Diabetes Care. 2012 Nov;35(11):2286-92. doi: 10.2337/dc11-2052. Epub 2012 Aug 21.
The discrepancy of diabetes incidence and care between socioeconomic statuses has seldom been studied concurrently in nations with universal health coverage. We aimed to delineate whether income disparity is associated with diabetes incidence and inequality of care under a national health insurance (NHI) program in Asia.
From the Taiwan NHI database in 2000, a representative cohort aged ≥20 years and free of diabetes (n = 600,662) were followed up until 2005. We regarded individuals exempt from paying the NHI premium as being poor. Adjusted hazard ratios (HRs) were used to discover any excess risk of diabetes in the poor population. The indicators used to evaluate quality of diabetes care included the proportion of diabetic patients identified through hospitalization, visits to diabetes clinics, and completion of recommended diabetes tests.
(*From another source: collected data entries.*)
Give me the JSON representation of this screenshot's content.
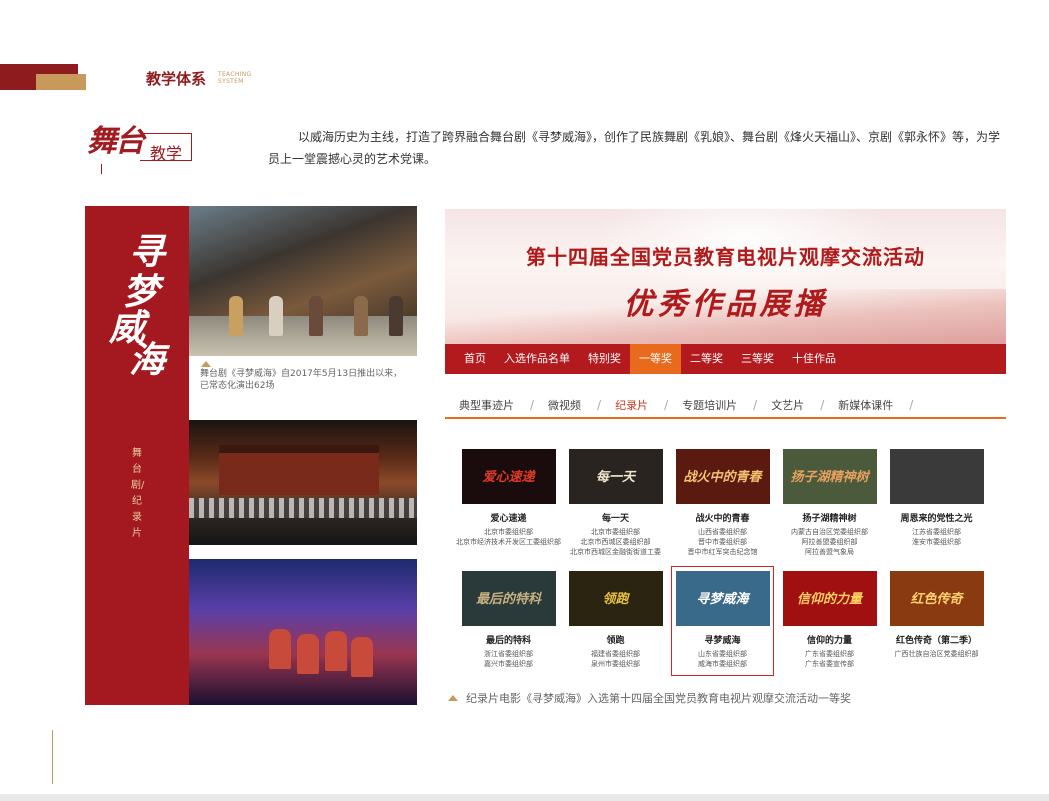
{
  "header": {
    "title": "教学体系",
    "en_line1": "TEACHING",
    "en_line2": "SYSTEM"
  },
  "section": {
    "badge_big": "舞台",
    "badge_small": "教学",
    "intro": "以威海历史为主线，打造了跨界融合舞台剧《寻梦威海》，创作了民族舞剧《乳娘》、舞台剧《烽火天福山》、京剧《郭永怀》等，为学员上一堂震撼心灵的艺术党课。"
  },
  "left": {
    "title_chars": [
      "寻",
      "梦",
      "威",
      "海"
    ],
    "subtitle": "舞台剧/纪录片",
    "caption1": "舞台剧《寻梦威海》自2017年5月13日推出以来，已常态化演出62场"
  },
  "website": {
    "banner_title": "第十四届全国党员教育电视片观摩交流活动",
    "banner_sub": "优秀作品展播",
    "nav": [
      "首页",
      "入选作品名单",
      "特别奖",
      "一等奖",
      "二等奖",
      "三等奖",
      "十佳作品"
    ],
    "nav_active": 3,
    "subnav": [
      "典型事迹片",
      "微视频",
      "纪录片",
      "专题培训片",
      "文艺片",
      "新媒体课件"
    ],
    "subnav_active": 2,
    "works": [
      {
        "title": "爱心速递",
        "orgs": [
          "北京市委组织部",
          "北京市经济技术开发区工委组织部"
        ],
        "thumb": "爱心速递",
        "bg": "#1a0c0c",
        "fg": "#e03a2a"
      },
      {
        "title": "每一天",
        "orgs": [
          "北京市委组织部",
          "北京市西城区委组织部",
          "北京市西城区金融街街道工委"
        ],
        "thumb": "每一天",
        "bg": "#2a2420",
        "fg": "#f0e6d0"
      },
      {
        "title": "战火中的青春",
        "orgs": [
          "山西省委组织部",
          "晋中市委组织部",
          "晋中市红军突击纪念馆"
        ],
        "thumb": "战火中的青春",
        "bg": "#5a1a10",
        "fg": "#f5c070"
      },
      {
        "title": "扬子湖精神树",
        "orgs": [
          "内蒙古自治区党委组织部",
          "阿拉善盟委组织部",
          "阿拉善盟气象局"
        ],
        "thumb": "扬子湖精神树",
        "bg": "#4a5a3a",
        "fg": "#e8a060"
      },
      {
        "title": "周恩来的党性之光",
        "orgs": [
          "江苏省委组织部",
          "淮安市委组织部"
        ],
        "thumb": "",
        "bg": "#3a3a3a",
        "fg": "#ddd"
      },
      {
        "title": "最后的特科",
        "orgs": [
          "浙江省委组织部",
          "嘉兴市委组织部"
        ],
        "thumb": "最后的特科",
        "bg": "#2a3a3a",
        "fg": "#c8b080"
      },
      {
        "title": "领跑",
        "orgs": [
          "福建省委组织部",
          "泉州市委组织部"
        ],
        "thumb": "领跑",
        "bg": "#2a2410",
        "fg": "#e8c040"
      },
      {
        "title": "寻梦威海",
        "orgs": [
          "山东省委组织部",
          "威海市委组织部"
        ],
        "thumb": "寻梦威海",
        "bg": "#3a6a8a",
        "fg": "#ffffff"
      },
      {
        "title": "信仰的力量",
        "orgs": [
          "广东省委组织部",
          "广东省委宣传部"
        ],
        "thumb": "信仰的力量",
        "bg": "#a01010",
        "fg": "#ffd060"
      },
      {
        "title": "红色传奇（第二季）",
        "orgs": [
          "广西壮族自治区党委组织部"
        ],
        "thumb": "红色传奇",
        "bg": "#8a3a10",
        "fg": "#ffd070"
      }
    ],
    "selected_index": 7
  },
  "footer_caption": "纪录片电影《寻梦威海》入选第十四届全国党员教育电视片观摩交流活动一等奖",
  "colors": {
    "brand_red": "#a3191f",
    "gold": "#c79a5c",
    "nav_active": "#e86a1d"
  }
}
The incidence of type 2 diabetes in the poor population was 20.4 per 1,000 person-years (HR, 1.5; 95% CI, 1.3-1.7). Compared with their middle-income counterparts, the adjusted odds ratio (OR) for the poor population incidentally identified as having diabetes through hospitalization was 2.2 (P < 0.001). Poor persons with diabetes were less likely to visit any diabetes clinic (OR, 0.4; P < 0.001). The ORs for the poor population with diabetes to receive tests for glycated hemoglobin, low-density lipoprotein cholesterol, triglycerides, and retinopathy were 0.6 (0.4-0.9), 0.4 (0.2-0.7), 0.5 (0.4-0.8), and 0.4 (0.2-0.9), respectively.
Poverty is associated not only with higher diabetes incidence but also with inequality of diabetes care in a northeast Asian population, despite universal health coverage.
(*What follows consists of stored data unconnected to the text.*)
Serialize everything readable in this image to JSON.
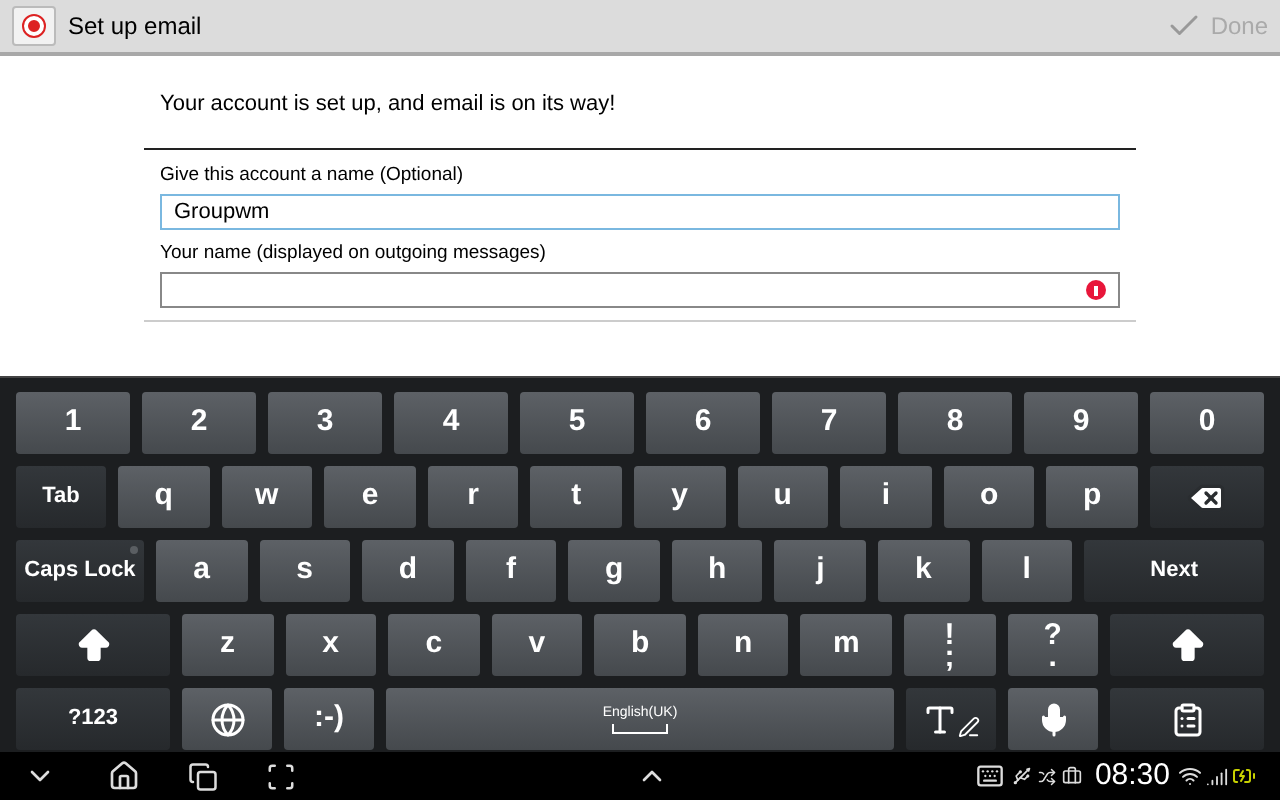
{
  "action_bar": {
    "title": "Set up email",
    "done": {
      "label": "Done",
      "disabled": true
    }
  },
  "message": "Your account is set up, and email is on its way!",
  "fields": [
    {
      "label": "Give this account a name (Optional)",
      "value": "Groupwm",
      "focused": true,
      "error": false
    },
    {
      "label": "Your name (displayed on outgoing messages)",
      "focused": false,
      "error": true
    }
  ],
  "keyboard": {
    "rows": [
      [
        {
          "kind": "digit",
          "label": "1"
        },
        {
          "kind": "digit",
          "label": "2"
        },
        {
          "kind": "digit",
          "label": "3"
        },
        {
          "kind": "digit",
          "label": "4"
        },
        {
          "kind": "digit",
          "label": "5"
        },
        {
          "kind": "digit",
          "label": "6"
        },
        {
          "kind": "digit",
          "label": "7"
        },
        {
          "kind": "digit",
          "label": "8"
        },
        {
          "kind": "digit",
          "label": "9"
        },
        {
          "kind": "digit",
          "label": "0"
        }
      ],
      [
        {
          "kind": "tab",
          "label": "Tab"
        },
        {
          "kind": "char",
          "label": "q"
        },
        {
          "kind": "char",
          "label": "w"
        },
        {
          "kind": "char",
          "label": "e"
        },
        {
          "kind": "char",
          "label": "r"
        },
        {
          "kind": "char",
          "label": "t"
        },
        {
          "kind": "char",
          "label": "y"
        },
        {
          "kind": "char",
          "label": "u"
        },
        {
          "kind": "char",
          "label": "i"
        },
        {
          "kind": "char",
          "label": "o"
        },
        {
          "kind": "char",
          "label": "p"
        },
        {
          "kind": "backspace"
        }
      ],
      [
        {
          "kind": "caps",
          "label": "Caps Lock",
          "on": false
        },
        {
          "kind": "char",
          "label": "a"
        },
        {
          "kind": "char",
          "label": "s"
        },
        {
          "kind": "char",
          "label": "d"
        },
        {
          "kind": "char",
          "label": "f"
        },
        {
          "kind": "char",
          "label": "g"
        },
        {
          "kind": "char",
          "label": "h"
        },
        {
          "kind": "char",
          "label": "j"
        },
        {
          "kind": "char",
          "label": "k"
        },
        {
          "kind": "char",
          "label": "l"
        },
        {
          "kind": "next",
          "label": "Next"
        }
      ],
      [
        {
          "kind": "shift"
        },
        {
          "kind": "char",
          "label": "z"
        },
        {
          "kind": "char",
          "label": "x"
        },
        {
          "kind": "char",
          "label": "c"
        },
        {
          "kind": "char",
          "label": "v"
        },
        {
          "kind": "char",
          "label": "b"
        },
        {
          "kind": "char",
          "label": "n"
        },
        {
          "kind": "char",
          "label": "m"
        },
        {
          "kind": "punct",
          "label": "!",
          "sub": ";"
        },
        {
          "kind": "punct",
          "label": "?",
          "sub": "."
        },
        {
          "kind": "shift"
        }
      ],
      [
        {
          "kind": "symbols",
          "label": "?123"
        },
        {
          "kind": "globe"
        },
        {
          "kind": "char",
          "label": ":-)"
        },
        {
          "kind": "space",
          "label": "English(UK)"
        },
        {
          "kind": "handwriting"
        },
        {
          "kind": "mic"
        },
        {
          "kind": "clipboard"
        }
      ]
    ]
  },
  "status_bar": {
    "time": "08:30"
  }
}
在全民医保覆盖的国家中,很少同时研究社会经济地位之间的糖尿病发病率和护理差异。我们旨在描述在亚洲国家的全民健康保险(NHI)计划下,收入差距是否与糖尿病发病率和护理不平等相关。
从 2000 年台湾 NHI 数据库中,我们选择了一个年龄≥20 岁且无糖尿病(n=600662)的代表性队列进行随访,直至 2005 年。我们将无需支付 NHI 保费的个人视为贫困人口。使用调整后的危险比(HR)来发现贫困人口患糖尿病的风险是否过高。评估糖尿病护理质量的指标包括通过住院、糖尿病诊所就诊和完成推荐的糖尿病检查来确定糖尿病患者的比例。
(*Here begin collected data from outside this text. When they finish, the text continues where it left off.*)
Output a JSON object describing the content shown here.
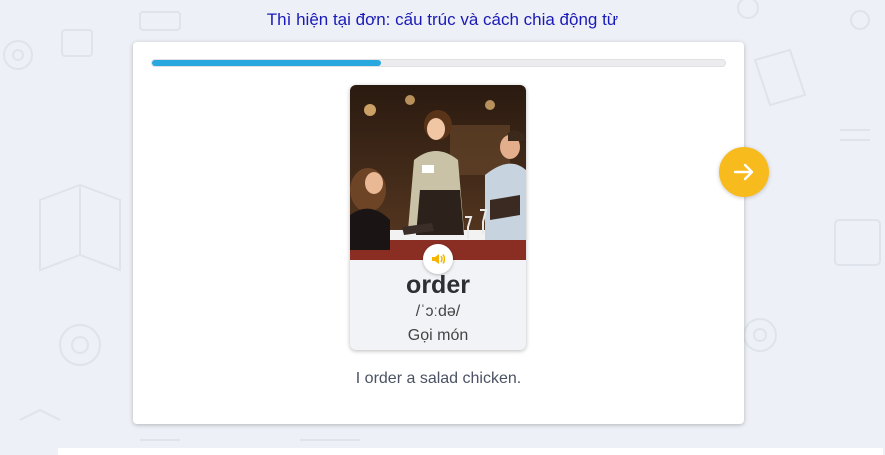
{
  "lesson": {
    "title": "Thì hiện tại đơn: cấu trúc và cách chia động từ"
  },
  "progress": {
    "fraction": 0.4
  },
  "flashcard": {
    "word": "order",
    "phonetic": "/ˈɔːdə/",
    "meaning": "Gọi món",
    "image_icon": "restaurant-ordering-photo",
    "audio_icon": "speaker-icon"
  },
  "example_sentence": "I order a salad chicken.",
  "navigation": {
    "next_icon": "arrow-right-icon"
  },
  "colors": {
    "background": "#edf0f6",
    "title": "#1a1ab8",
    "progress_fill": "#29a8e0",
    "next_button": "#f8bb1e",
    "audio_icon": "#f4b400"
  }
}
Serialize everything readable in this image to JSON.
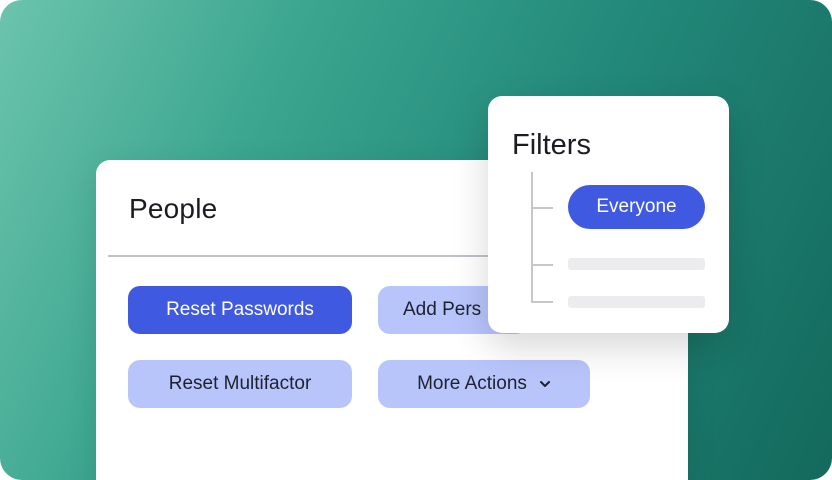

贫困人口的 2 型糖尿病发病率为 20.4/1000 人年(HR,1.5;95%CI,1.3-1.7)。与中等收入人群相比,通过住院偶然发现患有糖尿病的贫困人口的调整比值比(OR)为 2.2(P<0.001)。患有糖尿病的贫困人口就诊于任何糖尿病诊所的可能性较小(OR,0.4;P<0.001)。患有糖尿病的贫困人口接受糖化血红蛋白、低密度脂蛋白胆固醇、甘油三酯和视网膜病变检查的 OR 分别为 0.6(0.4-0.9)、0.4(0.2-0.7)、0.5(0.4-0.8)和 0.4(0.2-0.9)。
尽管全民医保覆盖,但在东北亚人群中,贫困不仅与更高的糖尿病发病率相关,而且与糖尿病护理不平等相关。